Volontiers péjorative, l'expression caractérise d'ailleurs une poésie éphémère, peu sincère, facile, qui choisit ses sujets dans la vie quotidienne.

Mais pour désigner Les Châtiments, l'expression prend le sens large de poésie inspirée par le coup d'Etat du 2 décembre 1851 et ses conséquences.

Les coups d'État ne se comptent plus dans l'histoire des nations, et pourtant un seul a inspiré un chef-d'œuvre ayant traversé victorieusement l'épreuve du temps, Les Châtiments.

Quels sont les caractères d'une œuvre de circonstance présentés par ce recueil ? Comment Victor Hugo a-t-il réussi à la transformer en un monument poétique ayant une valeur durable et même en une véritable épopée de l'humanité ? [I.

Une « œuvre de circonstance »] [1.

L'histoire d'un crime] Initialement, Victor Hugo avait l'intention d'écrire un recueil poétique qui fût l'équivalent en vers d'Histoire d'un crime tout en ayant la force satirique du pamphlet Napoléon le Petit.

Les Châtiments sont donc d'abord un récit, non pas linéaire comme en prose, mais éclaté et souvent allusif, du coup d'État du 2 décembre 1851, raconté par « un témoin, un acteur et un juge » de l'Histoire, selon les propres termes de Victor Hugo dans une lettre à Madame Hugo.

L'examen des dates de composition des poèmes révèle que jusque vers le milieu de l'année 1852 la mémoire du poète est obsédée par les massacres comme celui de la rue Tiquetonne, les morts du cimetière Montmartre, les colonnes de déportés.

La récurrence des images sanglantes et des visions macabres exprime toute l'horreur du citoyen devant des combats fratricides où l'on n'épargna ni les femmes ni les enfants ni les vieillards, devant les orgies qui ont accompagné le coup d'État et, plus que tout, devant l'application cynique et impitoyable du principe de « l'obéissance passive », au nom duquel tous les tyrans se sont efforcés de justifier leurs crimes : « On voit, quand dans Paris leur troupe se promène Aux fers de leurs chevaux de la cervelle humaine Avec des cheveux blancs » (« A l'obéissance passive », II, 7). [2.
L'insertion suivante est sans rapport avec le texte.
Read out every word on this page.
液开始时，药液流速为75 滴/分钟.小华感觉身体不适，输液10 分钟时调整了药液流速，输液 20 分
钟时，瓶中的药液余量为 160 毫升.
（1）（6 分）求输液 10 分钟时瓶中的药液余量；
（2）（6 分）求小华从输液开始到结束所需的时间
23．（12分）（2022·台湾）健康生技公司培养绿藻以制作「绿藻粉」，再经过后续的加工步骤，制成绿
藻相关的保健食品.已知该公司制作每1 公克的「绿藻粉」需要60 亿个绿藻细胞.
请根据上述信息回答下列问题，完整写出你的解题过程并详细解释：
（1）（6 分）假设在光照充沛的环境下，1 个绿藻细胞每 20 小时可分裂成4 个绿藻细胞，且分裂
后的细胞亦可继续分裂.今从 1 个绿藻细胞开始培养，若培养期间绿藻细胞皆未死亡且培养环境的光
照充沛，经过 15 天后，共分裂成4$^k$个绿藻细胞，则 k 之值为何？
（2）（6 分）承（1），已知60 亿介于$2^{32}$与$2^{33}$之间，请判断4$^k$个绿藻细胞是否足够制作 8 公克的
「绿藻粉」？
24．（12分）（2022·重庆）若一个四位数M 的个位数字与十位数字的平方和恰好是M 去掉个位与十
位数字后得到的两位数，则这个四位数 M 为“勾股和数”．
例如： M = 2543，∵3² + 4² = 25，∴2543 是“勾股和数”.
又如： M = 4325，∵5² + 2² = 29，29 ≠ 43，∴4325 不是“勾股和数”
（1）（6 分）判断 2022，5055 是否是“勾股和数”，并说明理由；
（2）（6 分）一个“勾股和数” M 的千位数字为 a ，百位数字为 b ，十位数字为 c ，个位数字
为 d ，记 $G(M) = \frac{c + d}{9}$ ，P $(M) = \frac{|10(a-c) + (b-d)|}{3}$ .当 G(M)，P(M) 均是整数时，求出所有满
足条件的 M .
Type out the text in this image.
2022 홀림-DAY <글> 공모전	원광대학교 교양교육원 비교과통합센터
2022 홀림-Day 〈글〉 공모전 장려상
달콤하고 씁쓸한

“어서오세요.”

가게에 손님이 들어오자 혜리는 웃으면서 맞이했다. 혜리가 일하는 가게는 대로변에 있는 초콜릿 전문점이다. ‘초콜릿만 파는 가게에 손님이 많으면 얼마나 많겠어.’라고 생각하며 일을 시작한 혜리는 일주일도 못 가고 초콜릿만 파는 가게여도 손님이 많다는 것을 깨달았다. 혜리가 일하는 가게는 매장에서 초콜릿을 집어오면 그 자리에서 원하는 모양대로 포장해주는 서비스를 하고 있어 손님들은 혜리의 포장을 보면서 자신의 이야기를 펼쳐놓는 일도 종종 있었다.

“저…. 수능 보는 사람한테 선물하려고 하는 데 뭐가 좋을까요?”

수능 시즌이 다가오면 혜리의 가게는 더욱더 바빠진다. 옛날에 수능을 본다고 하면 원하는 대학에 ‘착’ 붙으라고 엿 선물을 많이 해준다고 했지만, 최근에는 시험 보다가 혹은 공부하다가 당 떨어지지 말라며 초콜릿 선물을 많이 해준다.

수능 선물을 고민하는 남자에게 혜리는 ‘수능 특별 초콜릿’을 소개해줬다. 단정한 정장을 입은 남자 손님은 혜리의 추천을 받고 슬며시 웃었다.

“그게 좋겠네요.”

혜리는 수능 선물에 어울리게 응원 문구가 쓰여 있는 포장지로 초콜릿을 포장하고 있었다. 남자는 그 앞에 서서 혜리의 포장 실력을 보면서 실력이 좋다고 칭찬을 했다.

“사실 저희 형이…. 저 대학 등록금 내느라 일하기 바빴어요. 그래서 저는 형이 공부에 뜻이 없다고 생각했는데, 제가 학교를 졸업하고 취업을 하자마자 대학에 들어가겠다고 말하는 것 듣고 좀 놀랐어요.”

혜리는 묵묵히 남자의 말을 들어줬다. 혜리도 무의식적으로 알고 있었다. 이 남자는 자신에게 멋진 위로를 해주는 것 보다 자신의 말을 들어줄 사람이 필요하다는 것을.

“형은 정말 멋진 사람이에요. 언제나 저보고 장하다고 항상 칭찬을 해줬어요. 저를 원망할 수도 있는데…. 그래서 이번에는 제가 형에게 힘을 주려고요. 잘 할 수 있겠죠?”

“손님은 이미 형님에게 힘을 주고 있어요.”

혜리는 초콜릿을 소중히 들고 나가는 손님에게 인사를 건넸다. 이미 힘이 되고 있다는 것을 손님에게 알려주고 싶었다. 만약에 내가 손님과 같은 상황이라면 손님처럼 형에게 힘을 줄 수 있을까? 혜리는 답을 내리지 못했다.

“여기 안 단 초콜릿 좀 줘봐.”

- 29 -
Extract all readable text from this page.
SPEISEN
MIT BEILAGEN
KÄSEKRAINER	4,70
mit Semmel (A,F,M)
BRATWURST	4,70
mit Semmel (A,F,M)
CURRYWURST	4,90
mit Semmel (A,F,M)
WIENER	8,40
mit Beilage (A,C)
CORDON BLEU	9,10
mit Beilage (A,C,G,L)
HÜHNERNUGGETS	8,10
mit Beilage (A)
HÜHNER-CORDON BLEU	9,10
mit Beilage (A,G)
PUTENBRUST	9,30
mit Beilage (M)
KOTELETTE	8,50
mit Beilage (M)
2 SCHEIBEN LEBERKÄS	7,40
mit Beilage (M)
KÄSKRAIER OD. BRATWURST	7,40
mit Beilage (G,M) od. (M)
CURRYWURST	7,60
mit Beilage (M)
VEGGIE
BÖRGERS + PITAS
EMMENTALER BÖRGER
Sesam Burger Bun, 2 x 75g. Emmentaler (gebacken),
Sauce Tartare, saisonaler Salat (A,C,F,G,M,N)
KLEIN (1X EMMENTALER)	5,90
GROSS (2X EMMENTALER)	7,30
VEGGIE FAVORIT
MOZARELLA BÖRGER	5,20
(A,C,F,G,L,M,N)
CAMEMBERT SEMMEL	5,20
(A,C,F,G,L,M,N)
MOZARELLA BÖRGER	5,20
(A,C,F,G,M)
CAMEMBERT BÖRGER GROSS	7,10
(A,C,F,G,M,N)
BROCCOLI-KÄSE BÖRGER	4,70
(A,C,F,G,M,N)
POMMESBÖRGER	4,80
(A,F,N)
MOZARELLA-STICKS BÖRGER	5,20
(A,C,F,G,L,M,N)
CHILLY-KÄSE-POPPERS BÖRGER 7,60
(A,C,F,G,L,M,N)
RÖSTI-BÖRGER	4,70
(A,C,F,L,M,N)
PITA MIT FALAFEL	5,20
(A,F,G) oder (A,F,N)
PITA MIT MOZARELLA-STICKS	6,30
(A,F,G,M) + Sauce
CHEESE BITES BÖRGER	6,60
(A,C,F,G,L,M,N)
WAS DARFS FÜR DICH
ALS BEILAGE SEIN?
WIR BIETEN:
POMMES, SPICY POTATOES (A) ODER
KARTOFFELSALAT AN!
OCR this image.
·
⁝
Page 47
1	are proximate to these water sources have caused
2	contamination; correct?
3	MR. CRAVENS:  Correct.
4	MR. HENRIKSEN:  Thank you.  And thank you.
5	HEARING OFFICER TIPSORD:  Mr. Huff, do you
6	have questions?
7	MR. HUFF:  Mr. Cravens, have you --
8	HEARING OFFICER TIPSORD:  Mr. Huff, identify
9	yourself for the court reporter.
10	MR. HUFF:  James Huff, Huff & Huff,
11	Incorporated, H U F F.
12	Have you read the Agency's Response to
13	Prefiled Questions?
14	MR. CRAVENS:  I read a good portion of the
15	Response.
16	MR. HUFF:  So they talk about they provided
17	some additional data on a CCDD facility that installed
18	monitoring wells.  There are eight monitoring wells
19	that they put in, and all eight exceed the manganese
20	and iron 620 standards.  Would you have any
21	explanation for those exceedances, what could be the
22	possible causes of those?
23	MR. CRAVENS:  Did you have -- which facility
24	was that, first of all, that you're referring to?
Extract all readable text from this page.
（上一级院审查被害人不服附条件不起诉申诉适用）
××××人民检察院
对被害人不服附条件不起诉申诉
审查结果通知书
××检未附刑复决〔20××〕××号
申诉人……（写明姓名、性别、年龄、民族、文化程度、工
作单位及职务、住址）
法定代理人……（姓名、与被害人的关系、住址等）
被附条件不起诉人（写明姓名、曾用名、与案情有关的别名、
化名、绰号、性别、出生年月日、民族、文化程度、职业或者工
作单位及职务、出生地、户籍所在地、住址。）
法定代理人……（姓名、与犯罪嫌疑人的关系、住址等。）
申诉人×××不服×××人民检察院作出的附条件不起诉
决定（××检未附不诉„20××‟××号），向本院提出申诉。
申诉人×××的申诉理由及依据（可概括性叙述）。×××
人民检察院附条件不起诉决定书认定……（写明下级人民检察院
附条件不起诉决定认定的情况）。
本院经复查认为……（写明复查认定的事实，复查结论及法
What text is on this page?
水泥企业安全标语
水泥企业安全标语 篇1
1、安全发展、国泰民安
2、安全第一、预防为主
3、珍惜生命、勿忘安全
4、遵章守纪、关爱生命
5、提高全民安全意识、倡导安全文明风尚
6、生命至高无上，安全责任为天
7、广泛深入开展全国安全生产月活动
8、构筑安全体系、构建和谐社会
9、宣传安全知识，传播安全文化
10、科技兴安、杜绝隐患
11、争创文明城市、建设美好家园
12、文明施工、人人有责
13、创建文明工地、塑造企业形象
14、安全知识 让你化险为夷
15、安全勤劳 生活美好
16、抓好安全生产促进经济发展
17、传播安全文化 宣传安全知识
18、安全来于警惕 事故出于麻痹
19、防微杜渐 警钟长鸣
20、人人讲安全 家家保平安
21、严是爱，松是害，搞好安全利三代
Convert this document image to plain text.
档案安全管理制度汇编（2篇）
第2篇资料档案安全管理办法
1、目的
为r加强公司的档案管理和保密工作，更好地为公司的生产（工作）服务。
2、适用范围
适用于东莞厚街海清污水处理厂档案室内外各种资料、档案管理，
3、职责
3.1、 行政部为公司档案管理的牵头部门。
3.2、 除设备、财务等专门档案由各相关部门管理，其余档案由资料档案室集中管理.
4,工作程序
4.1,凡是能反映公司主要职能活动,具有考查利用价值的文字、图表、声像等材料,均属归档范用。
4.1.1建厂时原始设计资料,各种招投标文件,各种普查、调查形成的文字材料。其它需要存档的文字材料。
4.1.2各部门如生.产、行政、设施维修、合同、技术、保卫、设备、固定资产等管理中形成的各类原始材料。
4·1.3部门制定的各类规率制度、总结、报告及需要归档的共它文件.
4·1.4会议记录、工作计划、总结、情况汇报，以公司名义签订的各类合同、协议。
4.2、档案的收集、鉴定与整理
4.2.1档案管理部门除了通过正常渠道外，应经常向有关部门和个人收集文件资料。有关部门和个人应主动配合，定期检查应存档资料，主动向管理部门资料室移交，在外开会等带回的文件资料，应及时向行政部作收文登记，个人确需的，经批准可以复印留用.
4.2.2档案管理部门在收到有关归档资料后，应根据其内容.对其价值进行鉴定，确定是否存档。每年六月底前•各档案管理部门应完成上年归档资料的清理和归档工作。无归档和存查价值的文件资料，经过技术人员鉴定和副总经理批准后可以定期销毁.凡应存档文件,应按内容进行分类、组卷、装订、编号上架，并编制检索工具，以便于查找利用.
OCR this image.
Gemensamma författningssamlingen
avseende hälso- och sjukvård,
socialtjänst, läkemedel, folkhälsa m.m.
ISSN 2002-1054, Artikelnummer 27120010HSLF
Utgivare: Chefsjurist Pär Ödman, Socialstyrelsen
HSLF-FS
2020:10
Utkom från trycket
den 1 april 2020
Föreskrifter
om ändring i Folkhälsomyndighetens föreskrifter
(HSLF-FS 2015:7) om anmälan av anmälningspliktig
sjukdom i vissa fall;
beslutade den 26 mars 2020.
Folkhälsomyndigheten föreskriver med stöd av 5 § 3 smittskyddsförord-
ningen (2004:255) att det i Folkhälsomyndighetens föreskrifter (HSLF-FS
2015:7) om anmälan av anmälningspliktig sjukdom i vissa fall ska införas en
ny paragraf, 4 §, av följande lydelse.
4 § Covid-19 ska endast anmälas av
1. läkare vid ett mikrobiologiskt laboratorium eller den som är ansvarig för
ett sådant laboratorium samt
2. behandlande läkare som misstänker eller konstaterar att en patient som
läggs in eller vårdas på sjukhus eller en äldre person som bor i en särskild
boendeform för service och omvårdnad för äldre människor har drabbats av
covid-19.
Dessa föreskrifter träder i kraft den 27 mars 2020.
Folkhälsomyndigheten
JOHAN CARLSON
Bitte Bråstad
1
L'indignation d'un poète] Le prince Louis Napoléon est donc pour Victor Hugo un assassin et un traître : il a gagné les républicains à sa cause, mais ensuite il a trahi la République en s'octroyant le pouvoir.

Cette trahison explique et justifie l'acharnement du poète à dénoncer l'hypocrisie révoltante du Te Deum célébré le 1er janvier 1852 à Notre-Dame.

« Je mens, ergo sum » : cette parodie, dans « Éblouissements » (VI, 5), du célèbre « Cogito » de Descartes résume avec un laconisme lourd de sens la réprobation du mensonge, qui est l'élément naturel des politiciens.

Le poète dénonce en outre l'arrogance des grands commis de l'État, les Maupas, lesTroplong, les Louis Veuillot..., et le règne de l'argent, seule valeur du nouveau régime. Or l'attitude personnelle de Victor Hugo à l'égard de l'argent explique son indignation devant le luxe effréné des fêtes de l'Empire : lui qui pratiquait à longueur d'année une charité active grâce à « la réserve sacrée », la part du budget familial destinée à soulager les pauvres - elle atteignit jusqu'au tiers de ce budget ! -, ne pardonne pas à l'auteur de L'Extinction du paupérisme, d'avoir trompé les espérances de tous les esprits généreux conscients de l'urgence des mesures à prendre pour enrayer la misère du prolétariat urbain.

Au lieu d'utiliser son pouvoir pour mieux répartir les richesses au sein de son peuple, le tyran gaspille les deniers publics d'une façon éhontée.

L'opposition dans le poème « Joyeuse vie » (III, 9) entre les « millions », dont le scandale est souligné par la diérèse (c'est une allusion aux seize, puis aux vingt-cinq millions que l'empereur se fit octroyer pour sa liste civile) et le dénuement total dans lequel vivent des centaines de milliers d'ouvriers sacrifiés sur l'autel du capitalisme (« C'est de ces douleurs-là que sortent vos richesses ») est une condamnation sans appel. [II.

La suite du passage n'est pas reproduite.